We report here a case of a 64-year-old woman with myeloperoxidase antineutrophil cytoplasmic antibody (MPO-ANCA) -associated glomerulonephritis who developed acute pancreatitis. The patient was admitted to our hospital because of abnormal urinalysis findings, edema, and progressive renal failure. Laboratory studies showed a high white blood cell count (11,570/μL), anemia (hemoglobin 7.8 g/dL), and elevated serum creatinine (2.36 mg/dL) and C-reactive protein (12.20 mg/dL) levels. Furthermore, the MPO-ANCA titer was very high (1,625 U/mL, normal range < 10 U/mL). Histopathological findings of the renal biopsy were consistent with microscopic polyangiitis. Accordingly, we diagnosed MPO-ANCA-associated glomerulonephritis. On the day after the renal biopsy, the patient complained of low back pain. Computed tomography (CT) revealed postbiopsy hemorrhage. Thereafter, the patient's symptoms and laboratory studies gradually worsened. A repeat CT performed a few days later revealed no changes in the perirenal hematoma; however, an enlarged pancreas head was incidentally observed. There was no obvious cause of acute pancreatitis, and MPO-ANCA-associated vasculitis, although rare, was suspected as the cause. We initiated prednisolone pulse therapy for vasculitis along with the administration of nafamostat mesilate and ulinastatin for acute pancreatitis. Subsequently, the levels of pancreatic enzymes gradually increased, but several days later, abdominal magnetic resonance imaging showed improvement in the pancreas head. The pancreatitis gradually resolved over time. Acute pancreatitis occurring concurrently with MPO-ANCA-associated glomerulonephritis is extremely rare. To our knowledge, only a few such cases have been reported and have suggested that steroid therapy may play a role in triggering pancreatic involvement. In our case, however, an enlarged pancreas head was observed before steroid therapy was initiated. Therefore, we consider our case to be very rare.

髓过氧化物酶抗中性粒细胞胞浆抗体(MPO-ANCA)相关性肾小球肾炎伴急性胰腺炎1例报告。
我们在此报告一例64岁女性髓过氧化物酶抗中性粒细胞胞浆抗体(MPO-ANCA)相关肾小球肾炎并发急性胰腺炎。患者因尿检异常、水肿及进行性肾功能衰竭而入院。实验室研究显示白细胞计数高(11,570/μL),贫血(血红蛋白7.8 g/dL),血清肌酐(2.36 mg/dL)和c反应蛋白(12.20 mg/dL)水平升高。
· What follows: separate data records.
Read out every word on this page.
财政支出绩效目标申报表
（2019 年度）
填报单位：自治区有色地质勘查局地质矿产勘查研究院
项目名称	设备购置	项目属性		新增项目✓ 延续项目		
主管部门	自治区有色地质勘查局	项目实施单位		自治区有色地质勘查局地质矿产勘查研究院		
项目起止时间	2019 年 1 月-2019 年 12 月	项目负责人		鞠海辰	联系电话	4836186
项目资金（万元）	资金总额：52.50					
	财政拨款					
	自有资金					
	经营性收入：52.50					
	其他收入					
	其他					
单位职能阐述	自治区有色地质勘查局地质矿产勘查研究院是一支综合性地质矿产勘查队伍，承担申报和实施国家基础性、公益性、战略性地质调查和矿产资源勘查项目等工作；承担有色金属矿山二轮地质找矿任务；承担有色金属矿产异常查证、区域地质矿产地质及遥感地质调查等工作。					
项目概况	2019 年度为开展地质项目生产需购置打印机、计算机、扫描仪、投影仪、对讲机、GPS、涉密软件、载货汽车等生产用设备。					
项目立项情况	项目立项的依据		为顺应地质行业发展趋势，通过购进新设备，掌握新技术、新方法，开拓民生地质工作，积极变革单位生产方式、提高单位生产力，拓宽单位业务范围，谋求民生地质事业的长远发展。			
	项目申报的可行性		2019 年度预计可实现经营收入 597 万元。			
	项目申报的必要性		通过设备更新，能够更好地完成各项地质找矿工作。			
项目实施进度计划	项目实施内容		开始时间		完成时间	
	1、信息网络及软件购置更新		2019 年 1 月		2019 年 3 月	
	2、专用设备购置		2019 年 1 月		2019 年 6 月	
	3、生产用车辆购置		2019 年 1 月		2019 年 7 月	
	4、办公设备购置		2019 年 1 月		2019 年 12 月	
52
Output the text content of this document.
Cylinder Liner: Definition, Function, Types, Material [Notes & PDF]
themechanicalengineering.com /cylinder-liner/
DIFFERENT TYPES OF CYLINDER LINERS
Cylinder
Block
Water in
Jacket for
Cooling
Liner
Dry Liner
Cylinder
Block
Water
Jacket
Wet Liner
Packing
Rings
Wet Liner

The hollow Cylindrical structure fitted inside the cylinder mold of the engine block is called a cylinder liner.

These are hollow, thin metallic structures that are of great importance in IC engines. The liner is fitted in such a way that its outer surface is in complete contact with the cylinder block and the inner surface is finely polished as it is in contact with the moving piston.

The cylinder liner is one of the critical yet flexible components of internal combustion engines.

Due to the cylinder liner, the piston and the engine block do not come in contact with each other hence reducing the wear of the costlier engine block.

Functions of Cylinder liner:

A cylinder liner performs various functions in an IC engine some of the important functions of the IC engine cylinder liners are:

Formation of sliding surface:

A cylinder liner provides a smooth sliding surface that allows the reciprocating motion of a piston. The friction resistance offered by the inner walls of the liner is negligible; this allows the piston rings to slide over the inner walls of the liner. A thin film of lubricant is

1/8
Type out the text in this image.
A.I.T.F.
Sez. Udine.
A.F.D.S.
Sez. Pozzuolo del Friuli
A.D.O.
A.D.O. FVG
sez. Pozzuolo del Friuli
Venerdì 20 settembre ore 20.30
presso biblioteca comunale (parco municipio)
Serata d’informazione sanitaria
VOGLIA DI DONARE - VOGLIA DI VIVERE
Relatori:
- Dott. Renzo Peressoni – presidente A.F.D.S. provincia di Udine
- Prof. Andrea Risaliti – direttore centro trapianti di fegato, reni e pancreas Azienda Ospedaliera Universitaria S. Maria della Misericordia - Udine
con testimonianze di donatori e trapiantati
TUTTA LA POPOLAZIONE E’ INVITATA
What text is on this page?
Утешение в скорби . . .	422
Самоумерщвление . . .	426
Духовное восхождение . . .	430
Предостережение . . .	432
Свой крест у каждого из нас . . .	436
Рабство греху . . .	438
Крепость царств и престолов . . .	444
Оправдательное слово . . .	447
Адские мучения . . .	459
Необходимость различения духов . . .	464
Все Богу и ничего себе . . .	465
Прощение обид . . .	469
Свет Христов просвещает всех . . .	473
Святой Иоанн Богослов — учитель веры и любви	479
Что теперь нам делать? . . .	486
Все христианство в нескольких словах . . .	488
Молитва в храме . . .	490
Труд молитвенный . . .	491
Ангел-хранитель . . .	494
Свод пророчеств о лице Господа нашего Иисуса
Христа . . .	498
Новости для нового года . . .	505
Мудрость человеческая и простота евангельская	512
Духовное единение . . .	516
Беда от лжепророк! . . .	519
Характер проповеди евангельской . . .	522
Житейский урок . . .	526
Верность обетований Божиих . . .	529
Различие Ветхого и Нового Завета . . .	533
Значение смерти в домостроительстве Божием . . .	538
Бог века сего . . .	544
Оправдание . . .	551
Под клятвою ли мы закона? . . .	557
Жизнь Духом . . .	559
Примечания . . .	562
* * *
MPO-ANCA滴度非常高(1625 U/mL,正常范围< 10 U/mL)。肾活检的组织病理学结果与显微镜下的多血管炎一致。因此,我们诊断为mpo - anca相关性肾小球肾炎。在肾活检后的第二天,患者主诉腰痛。CT显示活检后出血。此后,患者的症状和实验室检查逐渐恶化。几天后复查CT未见肾周血肿改变;然而,偶然发现胰头增大。急性胰腺炎无明显病因,mpo - anca相关性血管炎虽罕见,但怀疑为病因。我们开始强的松龙脉冲治疗血管炎,同时给予甲磺酸那莫他和乌司他丁治疗急性胰腺炎。随后,胰酶水平逐渐升高,但几天后,腹部磁共振成像显示胰腺头改善。胰腺炎随时间逐渐消退。急性胰腺炎并发mpo - anca相关性肾小球肾炎极为罕见。据我们所知,只有少数这样的病例被报道,并提示类固醇治疗可能在触发胰腺受累中起作用。然而,在我们的病例中,在类固醇治疗开始前观察到胰头肿大。因此,我们认为我们的情况非常罕见。